Tim took the pencil. “Oh. Thanks,” he said, slipping it into his shirt pocket. “I just have to step outside for a quick phone call…”
“Can I borrow your highlighter?” Ernie asked, a little too frantically, seizing the instrument from inside The New Yorker with enough violence to throw its pages open to an article entitled “The Life and Death of the Woolworth Building; a Dirge in Drywall.”
“Uh, sure, no problem,” Tim said, at the same time that Maya said, “Oh, I read that one too.”
Mohamed eased his way back, to give them space.
“Sorry?” Tim said, phone halfway out of his pocket.
“I read that one too,” Maya repeated. “They’re building all those little boxy annexes inside the Woolworth. Such a damn shame.”
Ernie was staring hard at his computer screen, where a check mark indicated that Tim’s second transaction had been processed three minutes before.
“It really is,” Tim said, with a little smile. Little, bit bigger than any smile the employees of the West Harlem MoneyWorks had ever seen. Ernie remembered he was supposed to be using the highlighter. He began running it in random streaks along the nearest document, which was Mohamed’s March Madness bracket sheet (he would catch hell for this later). The bracket’s owner was shamelessly eavesdropping while pretending to inspect a pen chained to the phone booth.
Maya absently handed Ernie her transfer form, which he wired at once to Jared Marcus and their son, Julian.
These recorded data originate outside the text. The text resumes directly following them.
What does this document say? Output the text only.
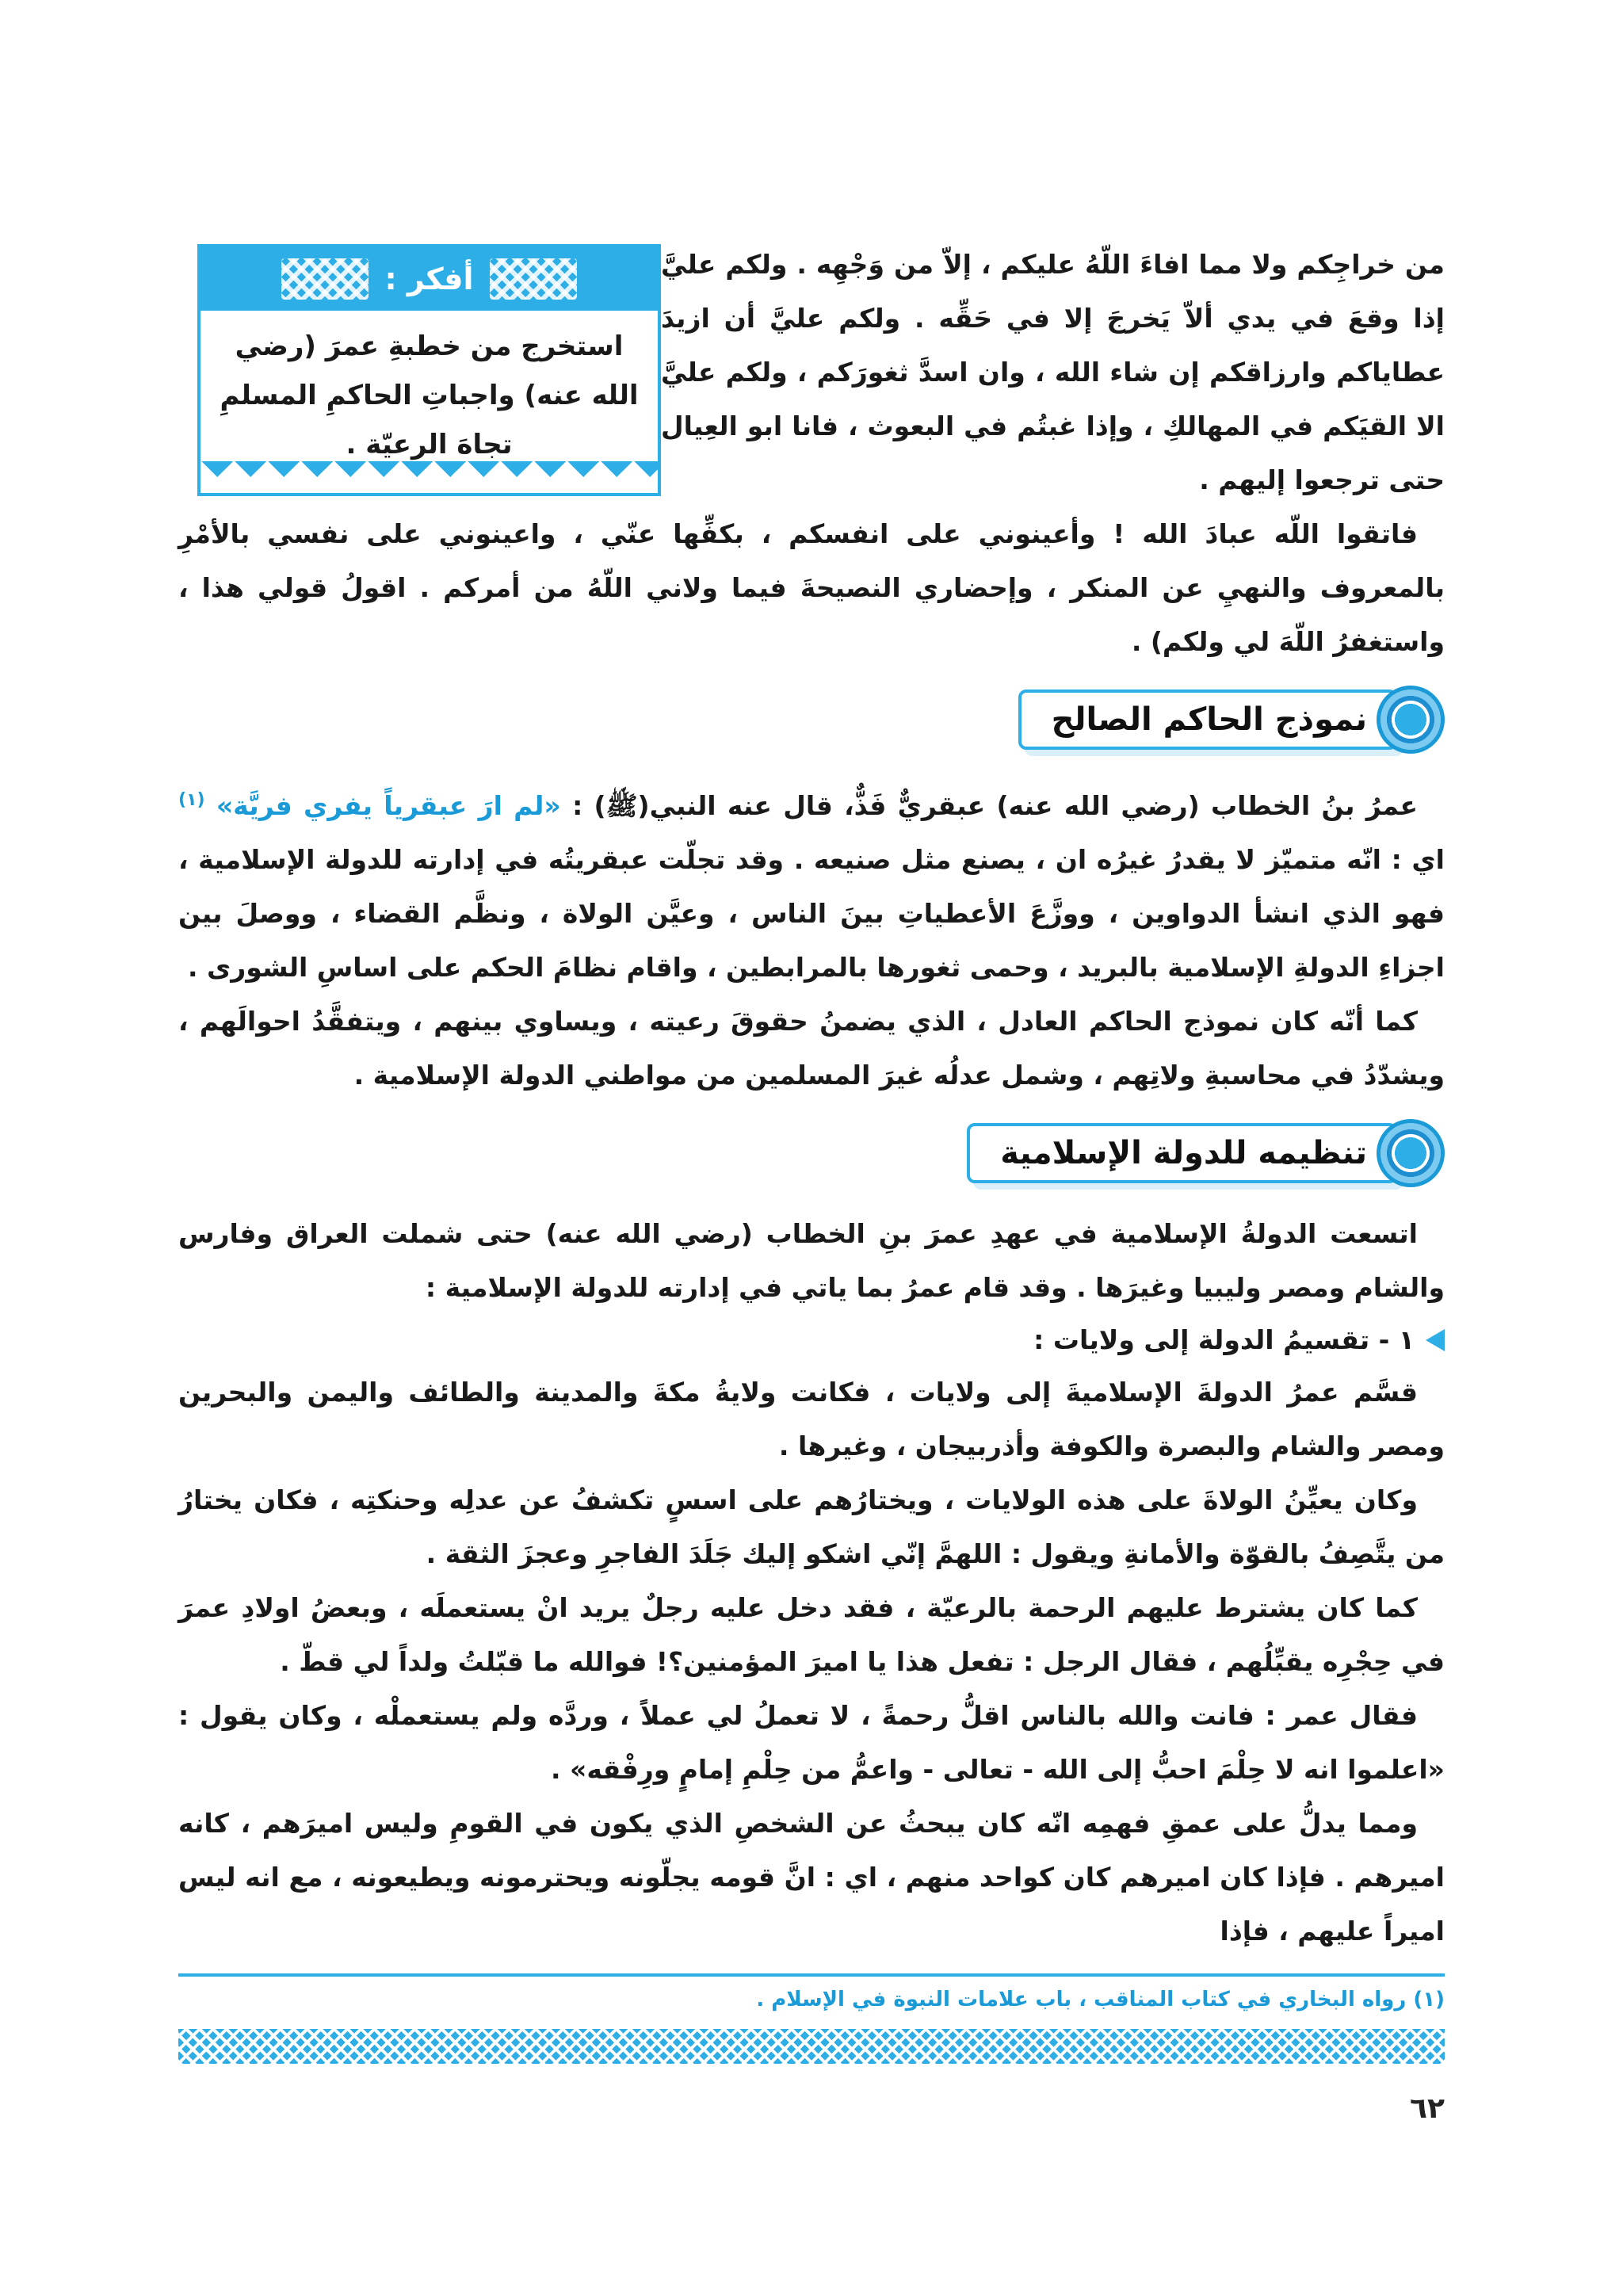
أفكر :
استخرج من خطبةِ عمرَ (رضي الله عنه) واجباتِ الحاكمِ المسلمِ تجاهَ الرعيّة .

من خراجِكم ولا مما افاءَ اللّهُ عليكم ، إلاّ من وَجْهِه . ولكم عليَّ إذا وقعَ في يدي ألاّ يَخرجَ إلا في حَقِّه . ولكم عليَّ أن ازيدَ عطاياكم وارزاقكم إن شاء الله ، وان اسدَّ ثغورَكم ، ولكم عليَّ الا القيَكم في المهالكِ ، وإذا غبتُم في البعوث ، فانا ابو العِيال حتى ترجعوا إليهم .

فاتقوا اللّه عبادَ الله ! وأعينوني على انفسكم ، بكفِّها عنّي ، واعينوني على نفسي بالأمْرِ بالمعروف والنهيِ عن المنكر ، وإحضاري النصيحةَ فيما ولاني اللّهُ من أمركم . اقولُ قولي هذا ، واستغفرُ اللّهَ لي ولكم) .

نموذج الحاكم الصالح

عمرُ بنُ الخطاب (رضي الله عنه) عبقريٌّ فَذٌّ، قال عنه النبي(ﷺ) : «لم ارَ عبقرياً يفري فريَّة» $^{(١)}$ اي : انّه متميّز لا يقدرُ غيرُه ان ، يصنع مثل صنيعه . وقد تجلّت عبقريتُه في إدارته للدولة الإسلامية ، فهو الذي انشأ الدواوين ، ووزَّعَ الأعطياتِ بينَ الناس ، وعيَّن الولاة ، ونظَّم القضاء ، ووصلَ بين اجزاءِ الدولةِ الإسلامية بالبريد ، وحمى ثغورها بالمرابطين ، واقام نظامَ الحكم على اساسِ الشورى .

كما أنّه كان نموذج الحاكم العادل ، الذي يضمنُ حقوقَ رعيته ، ويساوي بينهم ، ويتفقَّدُ احوالَهم ، ويشدّدُ في محاسبةِ ولاتِهم ، وشمل عدلُه غيرَ المسلمين من مواطني الدولة الإسلامية .

تنظيمه للدولة الإسلامية

اتسعت الدولةُ الإسلامية في عهدِ عمرَ بنِ الخطاب (رضي الله عنه) حتى شملت العراق وفارس والشام ومصر وليبيا وغيرَها . وقد قام عمرُ بما ياتي في إدارته للدولة الإسلامية :

١ - تقسيمُ الدولة إلى ولايات :

قسَّم عمرُ الدولةَ الإسلاميةَ إلى ولايات ، فكانت ولايةُ مكةَ والمدينة والطائف واليمن والبحرين ومصر والشام والبصرة والكوفة وأذربيجان ، وغيرها .

وكان يعيِّنُ الولاةَ على هذه الولايات ، ويختارُهم على اسسٍ تكشفُ عن عدلِه وحنكتِه ، فكان يختارُ من يتَّصِفُ بالقوّة والأمانةِ ويقول : اللهمَّ إنّي اشكو إليك جَلَدَ الفاجرِ وعجزَ الثقة .

كما كان يشترط عليهم الرحمة بالرعيّة ، فقد دخل عليه رجلٌ يريد انْ يستعملَه ، وبعضُ اولادِ عمرَ في حِجْرِه يقبِّلُهم ، فقال الرجل : تفعل هذا يا اميرَ المؤمنين؟! فوالله ما قبّلتُ ولداً لي قطّ .

فقال عمر : فانت والله بالناس اقلُّ رحمةً ، لا تعملُ لي عملاً ، وردَّه ولم يستعملْه ، وكان يقول : «اعلموا انه لا حِلْمَ احبُّ إلى الله - تعالى - واعمُّ من حِلْمِ إمامٍ ورِفْقه» .

ومما يدلُّ على عمقِ فهمِه انّه كان يبحثُ عن الشخصِ الذي يكون في القومِ وليس اميرَهم ، كانه اميرهم . فإذا كان اميرهم كان كواحد منهم ، اي : انَّ قومه يجلّونه ويحترمونه ويطيعونه ، مع انه ليس اميراً عليهم ، فإذا

(١) رواه البخاري في كتاب المناقب ، باب علامات النبوة في الإسلام .
٦٢
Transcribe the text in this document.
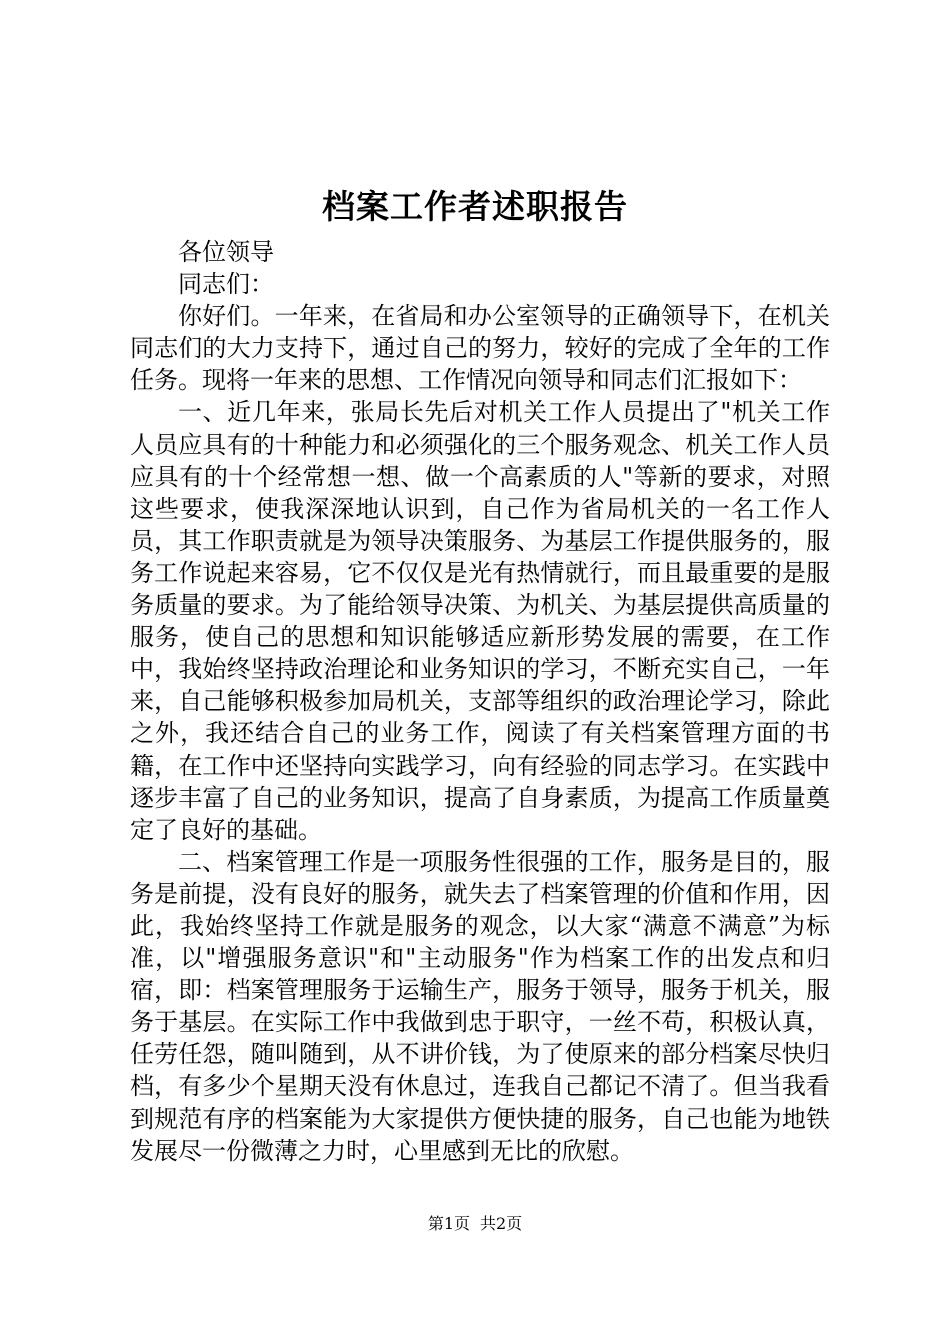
档案工作者述职报告

各位领导

同志们：

你好们。一年来，在省局和办公室领导的正确领导下，在机关同志们的大力支持下，通过自己的努力，较好的完成了全年的工作任务。现将一年来的思想、工作情况向领导和同志们汇报如下：

一、近几年来，张局长先后对机关工作人员提出了"机关工作人员应具有的十种能力和必须强化的三个服务观念、机关工作人员应具有的十个经常想一想、做一个高素质的人"等新的要求，对照这些要求，使我深深地认识到，自己作为省局机关的一名工作人员，其工作职责就是为领导决策服务、为基层工作提供服务的，服务工作说起来容易，它不仅仅是光有热情就行，而且最重要的是服务质量的要求。为了能给领导决策、为机关、为基层提供高质量的服务，使自己的思想和知识能够适应新形势发展的需要，在工作中，我始终坚持政治理论和业务知识的学习，不断充实自己，一年来，自己能够积极参加局机关，支部等组织的政治理论学习，除此之外，我还结合自己的业务工作，阅读了有关档案管理方面的书籍，在工作中还坚持向实践学习，向有经验的同志学习。在实践中逐步丰富了自己的业务知识，提高了自身素质，为提高工作质量奠定了良好的基础。

二、档案管理工作是一项服务性很强的工作，服务是目的，服务是前提，没有良好的服务，就失去了档案管理的价值和作用，因此，我始终坚持工作就是服务的观念，以大家“满意不满意”为标准，以"增强服务意识"和"主动服务"作为档案工作的出发点和归宿，即：档案管理服务于运输生产，服务于领导，服务于机关，服务于基层。在实际工作中我做到忠于职守，一丝不苟，积极认真，任劳任怨，随叫随到，从不讲价钱，为了使原来的部分档案尽快归档，有多少个星期天没有休息过，连我自己都记不清了。但当我看到规范有序的档案能为大家提供方便快捷的服务，自己也能为地铁发展尽一份微薄之力时，心里感到无比的欣慰。

第1页 共2页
Strangers to him, like Emily and Leila and Eva Johnson. Perhaps now they were practically strangers to the man and the woman who came quietly into the MoneyWorks every two weeks to package up and send a digital form of affection. Neither one of the two had ever shown a hint of acrimony. But even in a weekly bouquet of resignation and anger and resentment, Ernie and Mohamed could sniff out loneliness with ease.
Maya was blushing like a teenager already. Mohamed loudly asked Ernie if the transfers had gone through, and Ernie loudly answered that they had.
“I have a bit of a soft spot for brutalism, actually,” Maya was saying. Tim hesitated and Mohamed and Ernie held their breath, wondering if all was about to be undone by a hideous period in architecture.
“Why don’t we have that argument over a drink?” Tim said, after a moment.
Ernie quickly recommended a bar on the block.
Writer’s Note
Well, the gods of the romance genre must have heard me complain last week and been angered by my rejection of their gift. So they gifted me with another romance. Fortunately, this one was not as difficult, because levity is easier…Although I’m missing a certain richness in detail. For the next one, I think I’ll make it my goal to highlight (ha) imagery.
I totally want this to happen in real life. And I’m developing a massive interest in architecture, particularly New York architecture like the Woolworth Building, so it was fun to bring it into this piece.
This one was probably my favorite so far!